61. Penjelasan

101 4 0
                                    

Laurin memasuki mobil Elvan setelah memastikan lingkungan di sekitar apartemen sudah aman, tidak ada orang yang melihat. Saat sudah duduk dan memasang sabuk pengaman pun, Laurin masih terlihat celingukan mengecek keadaan.

"Lo kelihatan beda," kata Elvan yang mulai menyalakan mobilnya.

"Iya nih." Laurin melihat wajahnya di kaca spion sambil tersenyum senang. "Tadi gue diajakin Rega perawatan laser jerawat."

"Oooh," sahut Elvan datar. Dia mulai menjalankan mobilnya menerobos keramaian kota.

Elvan sengaja memilih tempat pertemuan yang cukup jauh dari lingkungan apartemen Rega. Dia tak mau ada seorang pun yang tahu hubungannya dengan Laurin yang cukup rumit. Mungkin sekitar 30 menit Elvan berkendara. Akhirnya dia sampai juga di sebuah restoran.

Laurin menegang saat memasuki restoran tersebut. Di salah satu meja, sudah ada Nyonya Reta yang menunggunya dengan senyum sumringah. Jujur, ia sangat canggung. Langkah kakinya mendadak kaku.

"Apa kabar, Laurin?" sapa Nyonya Reta.

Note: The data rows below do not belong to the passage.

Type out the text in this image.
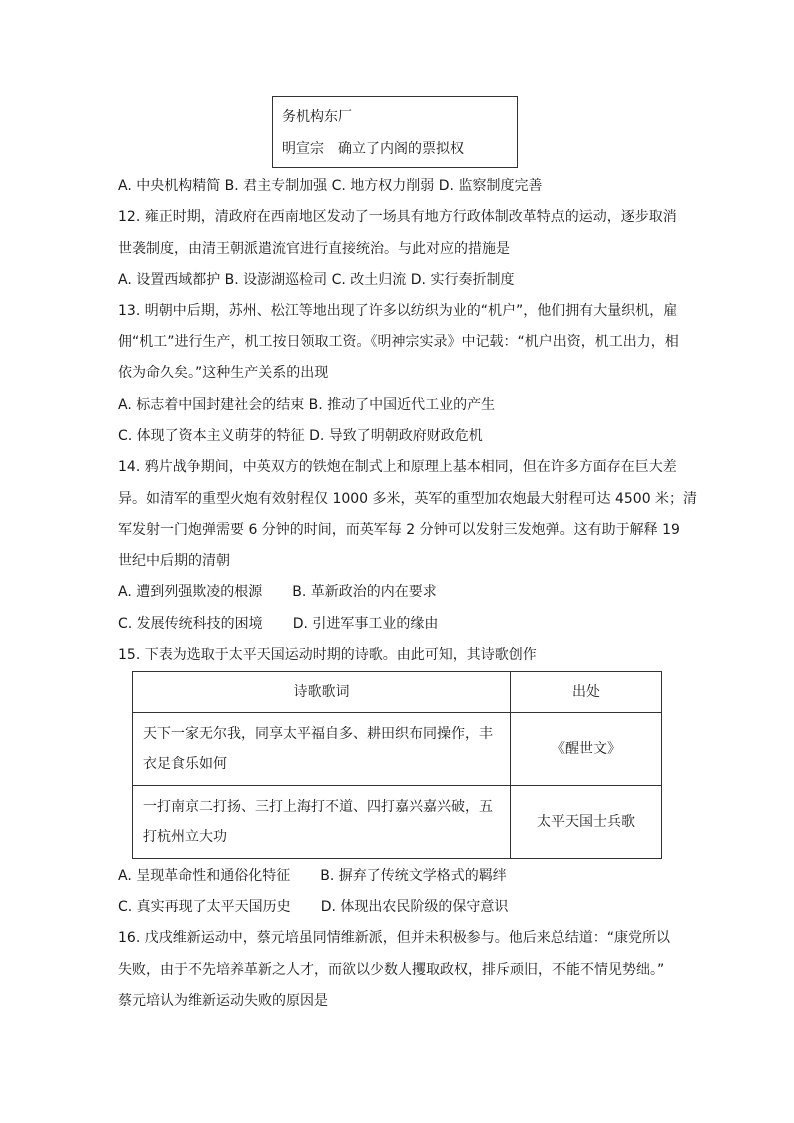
务机构东厂
明宣宗 确立了内阁的票拟权
A. 中央机构精简 B. 君主专制加强 C. 地方权力削弱 D. 监察制度完善
12. 雍正时期，清政府在西南地区发动了一场具有地方行政体制改革特点的运动，逐步取消
世袭制度，由清王朝派遣流官进行直接统治。与此对应的措施是
A. 设置西域都护 B. 设澎湖巡检司 C. 改土归流 D. 实行奏折制度
13. 明朝中后期，苏州、松江等地出现了许多以纺织为业的“机户”，他们拥有大量织机，雇
佣“机工”进行生产，机工按日领取工资。《明神宗实录》中记载：“机户出资，机工出力，相
依为命久矣。”这种生产关系的出现
A. 标志着中国封建社会的结束 B. 推动了中国近代工业的产生
C. 体现了资本主义萌芽的特征 D. 导致了明朝政府财政危机
14. 鸦片战争期间，中英双方的铁炮在制式上和原理上基本相同，但在许多方面存在巨大差
异。如清军的重型火炮有效射程仅 1000 多米，英军的重型加农炮最大射程可达 4500 米；清
军发射一门炮弹需要 6 分钟的时间，而英军每 2 分钟可以发射三发炮弹。这有助于解释 19
世纪中后期的清朝
A. 遭到列强欺凌的根源 B. 革新政治的内在要求
C. 发展传统科技的困境 D. 引进军事工业的缘由
15. 下表为选取于太平天国运动时期的诗歌。由此可知，其诗歌创作
诗歌歌词	出处

天下一家无尔我，同享太平福自多、耕田织布同操作，丰
衣足食乐如何	《醒世文》

一打南京二打扬、三打上海打不道、四打嘉兴嘉兴破，五
打杭州立大功	太平天国士兵歌
A. 呈现革命性和通俗化特征 B. 摒弃了传统文学格式的羁绊
C. 真实再现了太平天国历史 D. 体现出农民阶级的保守意识
16. 戊戌维新运动中，蔡元培虽同情维新派，但并未积极参与。他后来总结道：“康党所以
失败，由于不先培养革新之人才，而欲以少数人攫取政权，排斥顽旧，不能不情见势绌。”
蔡元培认为维新运动失败的原因是
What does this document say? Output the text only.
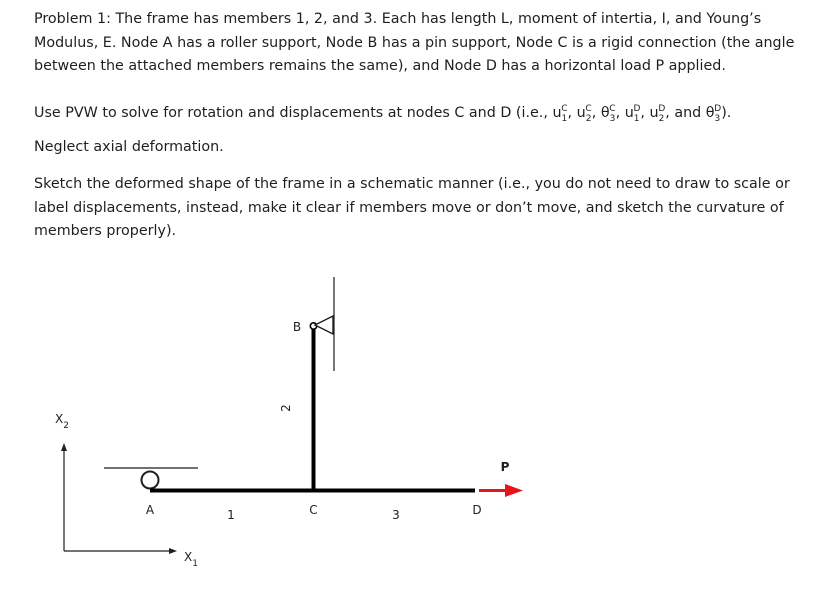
Problem 1: The frame has members 1, 2, and 3. Each has length L, moment of intertia, I, and Young’s Modulus, E. Node A has a roller support, Node B has a pin support, Node C is a rigid connection (the angle between the attached members remains the same), and Node D has a horizontal load P applied.

Use PVW to solve for rotation and displacements at nodes C and D (i.e., $u_1^C$, $u_2^C$, $\theta_3^C$, $u_1^D$, $u_2^D$, and $\theta_3^D$).

Neglect axial deformation.

Sketch the deformed shape of the frame in a schematic manner (i.e., you do not need to draw to scale or label displacements, instead, make it clear if members move or don’t move, and sketch the curvature of members properly).

$X_2$
$X_1$
P
A
B
C	D
1
2
3
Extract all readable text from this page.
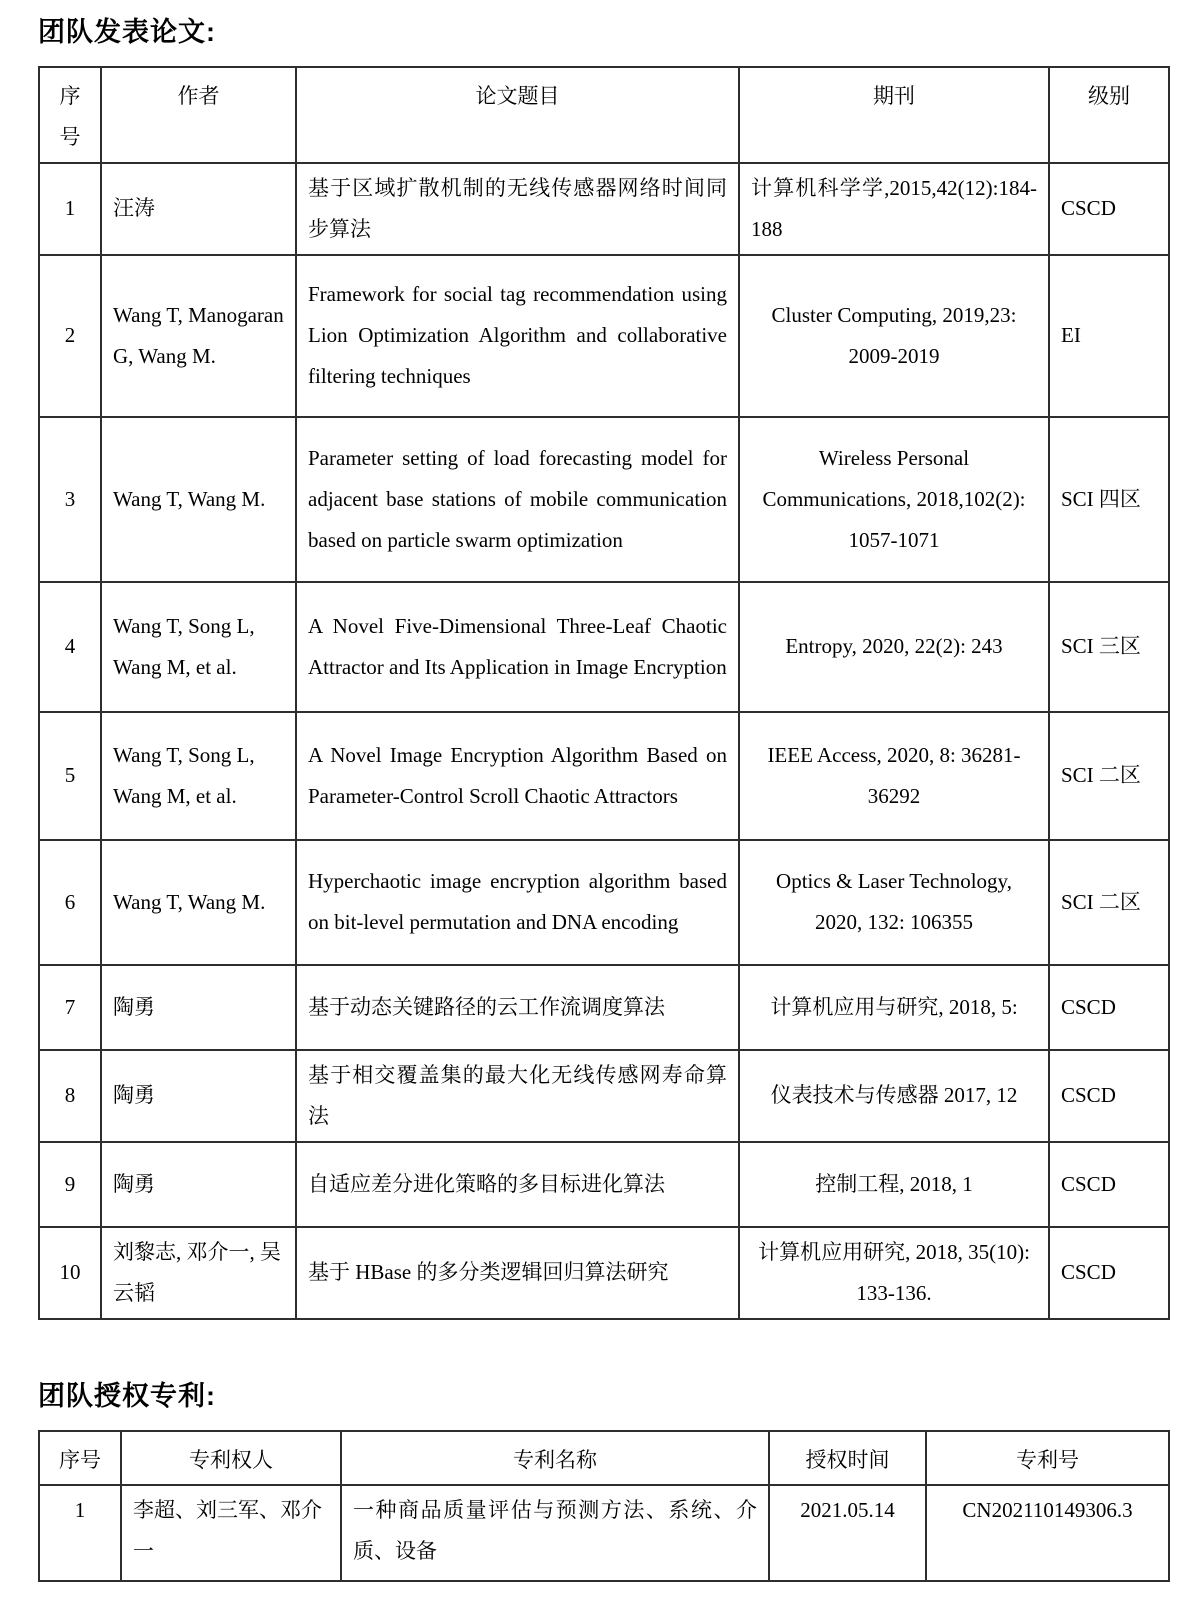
团队发表论文:
序号	作者	论文题目	期刊	级别
1	汪涛	基于区域扩散机制的无线传感器网络时间同步算法	计算机科学学,2015,42(12):184-188	CSCD
2	Wang T, Manogaran G, Wang M.	Framework for social tag recommendation using Lion Optimization Algorithm and collaborative filtering techniques	Cluster Computing, 2019,23: 2009-2019	EI
3	Wang T, Wang M.	Parameter setting of load forecasting model for adjacent base stations of mobile communication based on particle swarm optimization	Wireless Personal Communications, 2018,102(2): 1057-1071	SCI 四区
4	Wang T, Song L, Wang M, et al.	A Novel Five-Dimensional Three-Leaf Chaotic Attractor and Its Application in Image Encryption	Entropy, 2020, 22(2): 243	SCI 三区
5	Wang T, Song L, Wang M, et al.	A Novel Image Encryption Algorithm Based on Parameter-Control Scroll Chaotic Attractors	IEEE Access, 2020, 8: 36281-36292	SCI 二区
6	Wang T, Wang M.	Hyperchaotic image encryption algorithm based on bit-level permutation and DNA encoding	Optics & Laser Technology, 2020, 132: 106355	SCI 二区
7	陶勇	基于动态关键路径的云工作流调度算法	计算机应用与研究, 2018, 5:	CSCD
8	陶勇	基于相交覆盖集的最大化无线传感网寿命算法	仪表技术与传感器 2017, 12	CSCD
9	陶勇	自适应差分进化策略的多目标进化算法	控制工程, 2018, 1	CSCD
10	刘黎志, 邓介一, 吴云韬	基于 HBase 的多分类逻辑回归算法研究	计算机应用研究, 2018, 35(10): 133-136.	CSCD
团队授权专利:
序号	专利权人	专利名称	授权时间	专利号
1	李超、刘三军、邓介一	一种商品质量评估与预测方法、系统、介质、设备	2021.05.14	CN202110149306.3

Raut wajahnya sayu dan terkesan hangat.

"Baik," sahut Laurin kikuk, lalu duduk di hadapan Nyonya Reta, tepat di sebelah Elvan.

"Mama senang sekali saat mendengar kabar kalau kamu mau ketemu sama Mama."

Laurin tak menyahut. Ia hanya tersenyum kaku. Itu pun sangat tipis dan singkat.

"Mama akan memesan kamu makanan yang enak. Seben-" tangan Nyonya Reta tercekat saat hendak mengangkat tangan memanggil pelayan.

"Tidak usah!" tolak Laurin cepat dan tegas.

"Baiklah kalau kamu menolak. Mama tidak memaksa."

"Langsung saja, Tante. Saya nggak punya banyak waktu."

"Baiklah." Nyonya Reta mengangguk. "Mama akan bercerita semuanya agar kamu tidak salah paham lagi sama Mama."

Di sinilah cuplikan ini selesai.